O homem acha que pode domar a natureza. Não adianta pedir proteção divina quando a responsabilidade é nossa. Falta saneamento. Falta coleta de lixo. Falta educação ambiental. Falta mudar os hábitos de consumo. Passou da hora de nos reconectarmos com a natureza. Nós somos parte dela. Formei-me em arquitetura e urbanismo, trabalhei regularizando edificações.
 
Vi de perto muitas construções com acréscimo de área sem aprovação, sem habite-se. Quando chegava na questão da área permeável, quando a pessoa precisava quebrar o piso que havia colocado no quintal ou no jardim para regularizar suas casas, os clientes reclamavam. Não queriam ter uma área permeável, não queriam terra, queriam cimento. Não entendiam que a lei prevê uma área permeável para garantir o mínimo. E, depois do habite-se, adeus terra! “Agora já posso cimentar tudo!”
 
E a ocupação urbana desordenada, especulativa segue. As casas vão sendo substituídas por prédios altos, os quintais vão sendo engolidos pelo concreto. Chamam isso de progresso. Essa mania de querer sugar o máximo de tudo, sem pensar no coletivo, nem no amanhã? Sempre jogando a responsabilidade para os outros. Esse mau exemplo vem passando de uma geração para a outra. É esse exemplo que estamos dando para os nossos filhos. Continuaremos ignorando os riscos ou vamos mudar de atitude?
 
Depois de tantas décadas destruindo, precisamos resgatar o que foi perdido. Precisamos entender que não somos o centro do universo, que a natureza não existe para nos servir. Somos parte do todo, somos seres minúsculos com um ego enorme. Narcisistas irresponsáveis que fazem bobagens e depois ficam pedindo a Deus por um milagre e jogando a culpa nos outros.
 
A solução passa por mim, passa por você, passa por escolhas de consumo.
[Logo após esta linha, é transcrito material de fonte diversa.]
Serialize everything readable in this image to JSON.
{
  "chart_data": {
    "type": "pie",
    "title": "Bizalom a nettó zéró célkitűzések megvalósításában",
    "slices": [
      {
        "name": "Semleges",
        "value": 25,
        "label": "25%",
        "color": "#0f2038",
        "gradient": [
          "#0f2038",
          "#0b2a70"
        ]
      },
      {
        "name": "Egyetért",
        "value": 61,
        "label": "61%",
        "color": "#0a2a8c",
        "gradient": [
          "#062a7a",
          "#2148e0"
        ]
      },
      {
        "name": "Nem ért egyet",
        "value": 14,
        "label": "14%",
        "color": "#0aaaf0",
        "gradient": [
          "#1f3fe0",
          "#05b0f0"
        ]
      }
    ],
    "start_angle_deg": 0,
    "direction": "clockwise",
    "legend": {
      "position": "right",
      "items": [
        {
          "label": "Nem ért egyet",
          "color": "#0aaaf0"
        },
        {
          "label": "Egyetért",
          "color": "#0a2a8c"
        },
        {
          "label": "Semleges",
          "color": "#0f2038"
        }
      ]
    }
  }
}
Passa pelo poder público e políticas ambientais. E para que o poder público tome medidas efetivas, é preciso que a sociedade se mobilize. Está claro que o que antes era considerado progresso é um atraso. O caminho para o desenvolvimento sustentável é longo. O homem não domina a natureza, o homem é parte dela. Reconecte-se.